In my borough, we have seen a £200 million funding reduction over a decade. That kind of austerity in public service provision does not come without consequences: it has a knock-on effect. When we faced the pandemic, we saw local services that were on the edge in any case having to support those who really need support. The reality is that we have seen the virus have a bigger impact on those who are particularly vulnerable. As we have already heard, this group faces huge vulnerabilities.
According to Government figures released in October, almost a fifth of pupils with special educational needs are currently absent from school. To compound that, only 6.5% of parents of children with SEND said that their online home learning platforms were accessible, according to the National Education Union. The evidence is clear that the education system is not able to cope effectively in responding to the needs of young people with disabilities. It is well documented in recent reports on differential impacts that there is a higher prevalence of deaths among black and Asian minority ethnic groups. Also, according to Public Health England, people with learning disabilities were up to six times more likely to die from covid-19 during the first wave of the pandemic. That is shocking, and it requires action by the Government to make sure that we learn the lessons, just as we need to learn the lessons on the differential impact in terms of death rates among black and Asian minority ethnic groups. Of course, it is important to understand these intersectional issues and the interactions relating to those in minority groups who also have a disability.
We face more restrictions in the coming weeks in London and the south-east and are now in tier 3, so when the Minister responds, will she explain what actions the Government are taking to protect this vulnerable group—particularly those with disabilities—to ensure they are getting the support they need? Since 2010 we have seen reductions, as I said, in local government funding and, despite the Government’s commitment to give the resources that local authorities need, the reality during the pandemic is that the extra burden and costs of covid in boroughs such as mine have not been fully met. That is having a knock-on effect on services, including services to those who need adult social care and young people with disabilities in need of additional support.
As for schools, a number have already said to me that the additional cost of making sure they are covid-secure has been between £50,000 and £100,000, depending on the school and its population size. It is important that the Department of Health and Social Care works closely with education to make sure that the institutions on the frontline protecting those who are vulnerable and those with learning disabilities get the support they need, and take action to prevent further loss of life.
On the funding shortfall, my local authority still has a £30 million shortage just because of the cost of covid. When the Minister responds, will she update us on what she is doing with other Departments to make sure that local authorities and other providers, including frontline care providers and education providers, are getting the support they need, particularly during the coming months, until we get a proper implementation plan for the vaccine, especially for the most vulnerable, as are many in that group?
I want to highlight some of the challenges facing my constituency. Some 60% of children live in poverty, and unfortunately we have one of the highest rates of children with autism in the country, not to mention severe overcrowding. That is why my constituency faced the fourth highest age-standardised death rate in the country, despite having a relatively young population.

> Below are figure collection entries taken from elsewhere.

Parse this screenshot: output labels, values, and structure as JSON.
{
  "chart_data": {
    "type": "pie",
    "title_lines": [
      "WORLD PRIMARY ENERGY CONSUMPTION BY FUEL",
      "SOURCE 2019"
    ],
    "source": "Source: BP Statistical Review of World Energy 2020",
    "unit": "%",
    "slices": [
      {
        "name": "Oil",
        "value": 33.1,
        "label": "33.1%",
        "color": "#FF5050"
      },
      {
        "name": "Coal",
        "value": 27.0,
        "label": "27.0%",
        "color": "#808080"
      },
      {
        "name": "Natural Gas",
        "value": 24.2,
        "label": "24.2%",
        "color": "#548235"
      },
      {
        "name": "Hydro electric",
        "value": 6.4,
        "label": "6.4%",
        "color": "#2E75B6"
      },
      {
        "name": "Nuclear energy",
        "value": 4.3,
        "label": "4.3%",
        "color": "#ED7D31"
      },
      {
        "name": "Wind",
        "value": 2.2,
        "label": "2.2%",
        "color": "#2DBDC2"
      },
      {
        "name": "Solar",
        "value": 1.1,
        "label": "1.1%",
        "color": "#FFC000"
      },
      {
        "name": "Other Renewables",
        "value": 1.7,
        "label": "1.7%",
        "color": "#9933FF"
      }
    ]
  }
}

These systemic challenges and the plight of those with disabilities mean that the situation is serious, which is why it is really important that the Government look carefully at the evidence and data, and respond with resources and support based on need, rather than other considerations. That is how we will be able to protect the vulnerable in our communities. My plea to the Minister is to provide the support that local authorities and other providers urgently need. If she can, I will be grateful if she can update us on what steps her Department in particular is taking to address the differential death rates for those with learning disabilities, as the Public Health England report highlights.